Common way to keep clients in sync with server in real time is to make Websocket/SSE connection and push all updates this way. This is obviously very efficient, but also requires us too set up a server to handle all those persistent connections and to communicate with the rest of our infrastructure.
While I was looking into video streaming solutions, I learned that current way to go there is to put your data in form of static files, allow clients request whatever and whenever they need and let highly optimized servers like nginx do the rest for you.
So I started thinking if this could be also the way to go with message communication. Just put all data you want your clients to have fresh and synced into form of static files and set up nginx to serve them. Taking advantage of things like http/2, memcached, last-modified tags and request limiting would reduce overheat from clients polling the same files over and over again to absolute minimum. And not only we could get away without having to maintain additional communication protocol, but we could awoid invoking our backend code at all.
Do I miss something here?
2
Answers
IMHO this would be a step backwards rather than forwards. You can have a look at the many discussions on SO, such as this discussion, this one and this one.
In this SO thread there’s a good discussion about this question and you will find some of the additional costs related to your approach.
In short, using polling (even after optimization techniques such as your suggested “static file service” / http/2 / memcached, etc’), will always consume more resources than push techniques such as WebSockets.
For example, header parsing, cache validation, (authentication where required) etc’ are all repeated for each poll request and can be easily avoided by pushing the data.
There’s actually quite a bit of overhead with this method.
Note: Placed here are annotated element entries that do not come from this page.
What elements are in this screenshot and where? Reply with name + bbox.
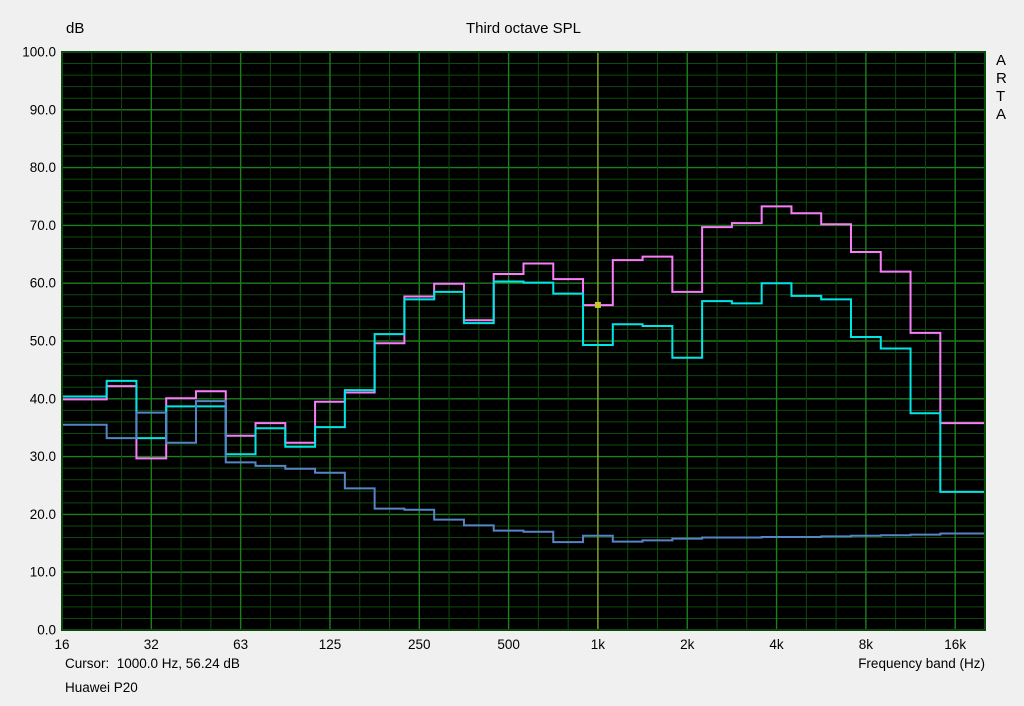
- x-tick-label: 500: [497, 637, 520, 652]
- y-tick-label: 50.0: [30, 334, 56, 349]
- x-tick-label: 8k: [859, 637, 874, 652]
- y-axis-unit-label: dB: [66, 20, 85, 37]
- x-axis-title: Frequency band (Hz): [858, 656, 985, 671]
- plot-border: [61, 51, 986, 631]
- y-tick-label: 70.0: [30, 218, 56, 233]
- x-tick-label: 16k: [944, 637, 966, 652]
- noise-floor-curve: [62, 400, 984, 544]
- x-tick-label: 4k: [769, 637, 784, 652]
- y-tick-label: 90.0: [30, 102, 56, 117]
- cursor-readout: Cursor: 1000.0 Hz, 56.24 dB: [65, 656, 240, 671]
- y-tick-label: 60.0: [30, 276, 56, 291]
- x-tick-label: 32: [144, 637, 159, 652]
- cursor-marker: [594, 301, 601, 308]
- x-tick-label: 125: [319, 637, 342, 652]
- y-tick-label: 40.0: [30, 391, 56, 406]
- x-tick-label: 2k: [680, 637, 695, 652]
- chart-title: Third octave SPL: [465, 20, 582, 37]
- x-tick-label: 16: [54, 637, 69, 652]
- y-tick-label: 30.0: [30, 449, 56, 464]
- y-tick-label: 100.0: [22, 45, 56, 60]
- device-name-label: Huawei P20: [65, 680, 138, 695]
- x-tick-label: 1k: [591, 637, 606, 652]
- pink-spl-curve: [62, 205, 984, 460]
- y-tick-label: 20.0: [30, 507, 56, 522]
- y-tick-label: 0.0: [37, 623, 56, 638]
- y-tick-label: 80.0: [30, 160, 56, 175]
- x-tick-label: 250: [408, 637, 431, 652]
- arta-watermark: ARTA: [996, 52, 1007, 123]
- y-tick-label: 10.0: [30, 565, 56, 580]
- x-tick-label: 63: [233, 637, 248, 652]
It isn’t ideal. The only reason people do this is to re-use existing HTTP file/blob-based CDNs for video streaming.
The latency is high, as segments have to be written out and uploaded. Even if you stream the segments coming in to clients, you have the overhead of having the manifest. Even if you do away with the manifest, you have the overhead of having a client requesting segments. Even if you use push with HTTP/2, all of this complexity still exists.
Simply put, DASH and HLS are hacks that are designed to solve a specific need. The only reason they’re viable at all is that the payloads are relatively large.
I’m assuming your messages are much smaller than video data. It’s probably not worth the overhead.
There’s still significant overhead. Ideally, you would use HTTP/2 and push the resource, but this again requires a specialized server.
Correct.
At the end of this, you need to consider the trade-offs you’re making. Some things to consider:
If you’re polling infrequently, or for larger data updates, the overhead is probably fine.